On that day the Swiss National Bank (SNB) abruptly ended its longstanding policy of intervening in the market to limit the value of the Swiss franc (CHF) relative to the euro (EUR). Within hours of the announcement the CHF shot up 30%. The collateral damage was swift and has been significant; banks, brokers, and individual investors lost hundreds of millions of dollars.
A week later, the European Central Bank (ECB) announced a larger-than-expected bond-buying programme in an effort to counter deflation and spur growth. The ECB plans to buy at least €1.1 trillion of assets, mostly government bonds. After the ECB announcement, the EUR fell to its lowest value against the US dollar (USD) since September 2003.
Significant global currency shocks are clearly not new. In mid-2012, the euro crisis had pundits suggesting that the EUR could fall to parity versus the USD. Later that year, Japan began its Abenomics programme, dropping the value of the yen (JPY) 10% in just three months. On February 13, 2013, Venezuela announced that it would weaken its exchange rate by 32%. A year later, we saw the single biggest sell off in emerging market currencies since 2009. Finally in late 2014, Russia’s attempts to mollify currency markets only accelerated the run on the ruble (RUB).
While they are not new, the currency storms are intensifying. Many times, they begin with a central bank’s policy decision. Sometimes those decisions are ‘beggar-thy-neighbour’ competitive devaluation moves. However, often they are rational responses to domestic economic weakness (as with the ECB’s latest move, for example). At other times they are rational responses to the threat of weakness caused by another country’s monetary or economic policy.
Whatever the driver, a central bank’s policy decision creates fallout across currency markets. When the ripples from one central bank’s decision intersect with ripples from another central bank’s decision, they create a wave. It is like many smaller storms meeting at sea and creating a single superstorm. Furthermore, just as the weather has become more volatile – fluctuating between mild and extreme – so have the currency markets become more polar. For example, it was just this past summer that volatility in the currency markets reached near-record lows.
A Global Phenomenon
The phenomenon of intersecting currency storms is a byproduct of the highly globalised nature of financial markets today. Hot spots are everywhere. It is not only Switzerland and the European Union (EU) that are sending ripples through currency markets – the list includes Argentina, Brazil, Greece, Russia, Turkey, Vietnam and India – and doesn’t end there.
Nor do we see calmer waters on the horizon. Looking into the future, we are hearing an increasing number of pundits in the press and in the market talking about the possibility of China de-pegging the yuan (CNY) from the dollar. If that were to happen, the ripples caused would collide violently with those already coursing through the markets to create a true currency superstorm, which would be the big destabilising event of 2015.

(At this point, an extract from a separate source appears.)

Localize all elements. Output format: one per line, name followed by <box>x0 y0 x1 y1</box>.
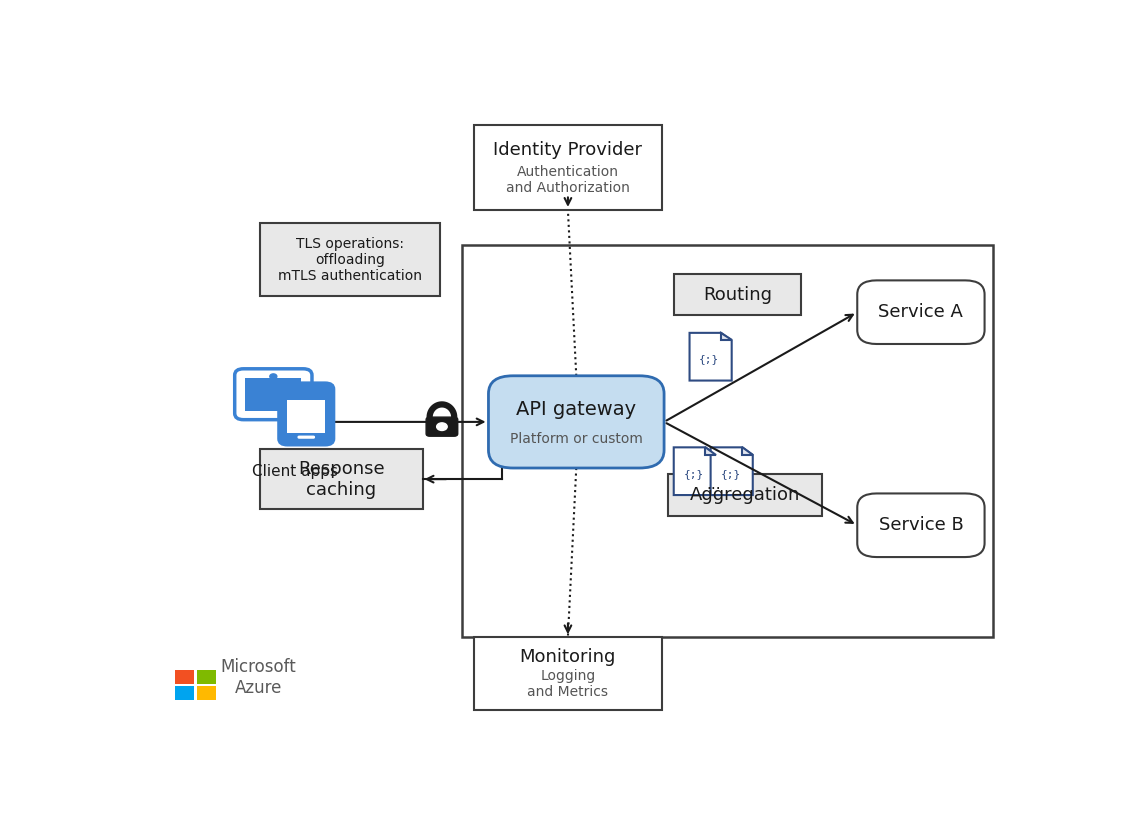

For multinational corporations (MNCs), currency volatility can be profoundly impactful both in the short term and the long run. Unfortunately, a multinational corporation’s ability to affect national monetary policy is limited. The good news is that there are crucial steps that we see smart companies take to prepare and mitigate the risk of a currency superstorm:
- Do more “What if?” planning: No one can predict currency markets but it is possible to use history as a guide for what could be in the future. Do robust scenario planning to see how your organisation would be affected under certain exchange rate scenarios. Look at least six months into the future.
- Readjust how you’re stress testing and reporting: As you run “what if?” scenarios and use them to stress test your currency risk management programme, use history as a guide. It has been known for companies to say that they use a 10% currency move as a stress test and a reporting threshold. In a world where currencies move two or three times that much, 10% is likely not high enough to be sufficiently useful in testing or reporting. Especially considering that the EUR has devalued by nearly 7.5% against the USD in the past eight weeks and the CHF moved 30% in a day – and even more during the trading session.
- Adopt a currency roundtable approach: Currency risk impacts every functional area of the business, and decisions made by the business affect currency risk. Supply chain is one basic example. A US-based MNC sourcing product in the US to sell in Latin America, for example, would see its revenue eroded as LatAm currencies are devalued and the USD strengthens. So the supply chain function could take a strategic look at, for example, how different business decisions – sourcing from a different region, or asking suppliers to take payment in USD, for example – could help mitigate currency risk for the entire organisation.
- Leverage big data analytics: They enable you to quickly get accurate, complete, and timely visibility into all of the currencies on which your organisation is exposed, and what’s driving that exposure. Longer-term ‘what if?’ planning, more robust stress testing, and a currency roundtable approach all depend on your ability to see where you’re exposed and understand how business decisions affect those exposures.
During the euro crisis I wrote about the perfect currency storm. ‘Perfect’ currency storms are still raging all over the world and as they intersect, we are seeing hurricanes make landfall. Is your organisation prepared?